As operações continuam, com diligências em andamento para localizar outros criminosos que permanecem escondidos na mata e possivelmente armados.
Segundo fontes ligadas à segurança, essas ações podem se prolongar por vários dias, até que o controle total da situação seja restabelecido. Neste domingo, por exemplo, uma lixeira foi incendiada por criminosos na Beira Mar de Florianópolis.
O futuro da guerra entre as facções: A morte de Americano foi o estopim para uma guerra que já estava latente entre o PGC e o PCC. A invasão de Papaquara e os ataques generalizados indicam que a rivalidade entre as facções pode continuar a se intensificar, especialmente com o enfraquecimento temporário do PGC após a perda de lideranças como Iury Ribeiro.
A secretaria de Estado da Segurança Pública reuniu as forças de segurança, na tarde deste sábado, 19, para atualizar as informações da pronta resposta dada aos atos de vandalismo, na região da Grande Florianópolis, e a uma ocorrência isolada na comunidade Papaquara, no Norte da Ilha. O balanço da atuação em combate aos incidentes criminosos foi apresentado em entrevista coletiva, com a presença do governador Jorginho Mello e chefes das Forças de Segurança de Santa Catarina.

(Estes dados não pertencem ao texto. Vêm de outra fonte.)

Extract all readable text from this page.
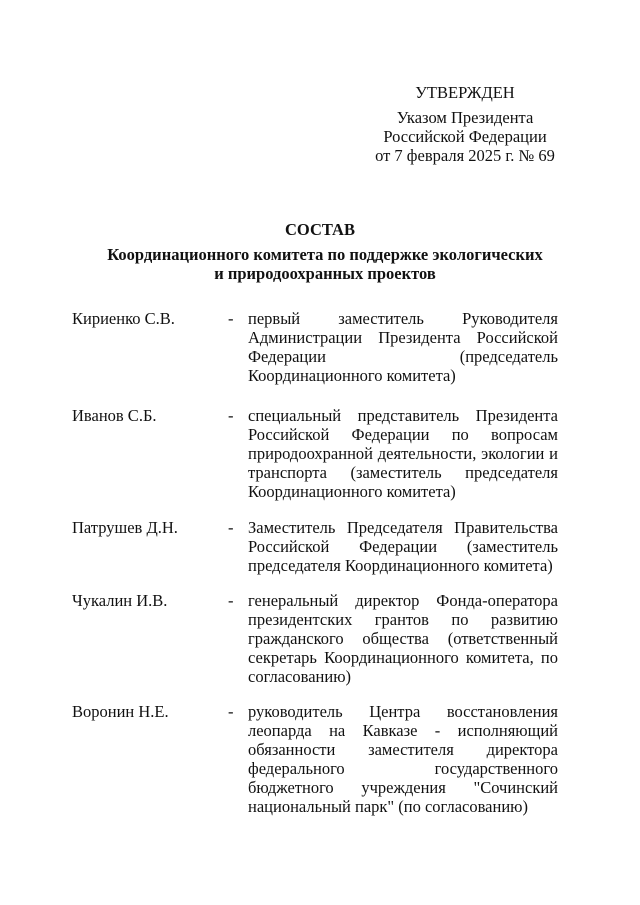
УТВЕРЖДЕН
Указом Президента
Российской Федерации
от 7 февраля 2025 г. № 69
СОСТАВ
Координационного комитета по поддержке экологических
и природоохранных проектов
Кириенко С.В.	- первый заместитель Руководителя Администрации Президента Российской Федерации (председатель Координационного комитета)
Иванов С.Б.	- специальный представитель Президента Российской Федерации по вопросам природоохранной деятельности, экологии и транспорта (заместитель председателя Координационного комитета)
Патрушев Д.Н.	- Заместитель Председателя Правительства Российской Федерации (заместитель председателя Координационного комитета)
Чукалин И.В.	- генеральный директор Фонда-оператора президентских грантов по развитию гражданского общества (ответственный секретарь Координационного комитета, по согласованию)
Воронин Н.Е.	- руководитель Центра восстановления леопарда на Кавказе - исполняющий обязанности заместителя директора федерального государственного бюджетного учреждения "Сочинский национальный парк" (по согласованию)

“As nossas forças de segurança agiram rápido, como sempre é feito. Tudo começou com essa ocorrência no Norte da Ilha e a PM tendo a informação foi até o local onde efetuou prisões e apreensões. Um criminoso foi alvejado e morto ao reagir e tivemos 13 prisões por conta desses atos de vandalismo aqui na Grande Florianópolis. Rapidamente reforçamos o número de agentes nas ruas da PM, Polícia Civil e Bombeiros. Agora no começo da noite já não temos mais bloqueios ou barricadas e a inteligência da Segurança Pública segue monitorando tudo de perto. Queremos tranquilizar a população que aqui temos a melhor polícia do Brasil”, destacou o governador.
A Polícia Militar de Santa Catarina (PMSC) junto com as demais Forças Policiais e de Segurança do Estado, desmobilizaram vários bloqueios e atos de vandalismos em vias da Grande Florianópolis em conjunto com o Corpo de Bombeiros Militar. Ao todo, foram 18 bloqueios na Grande Florianópolis.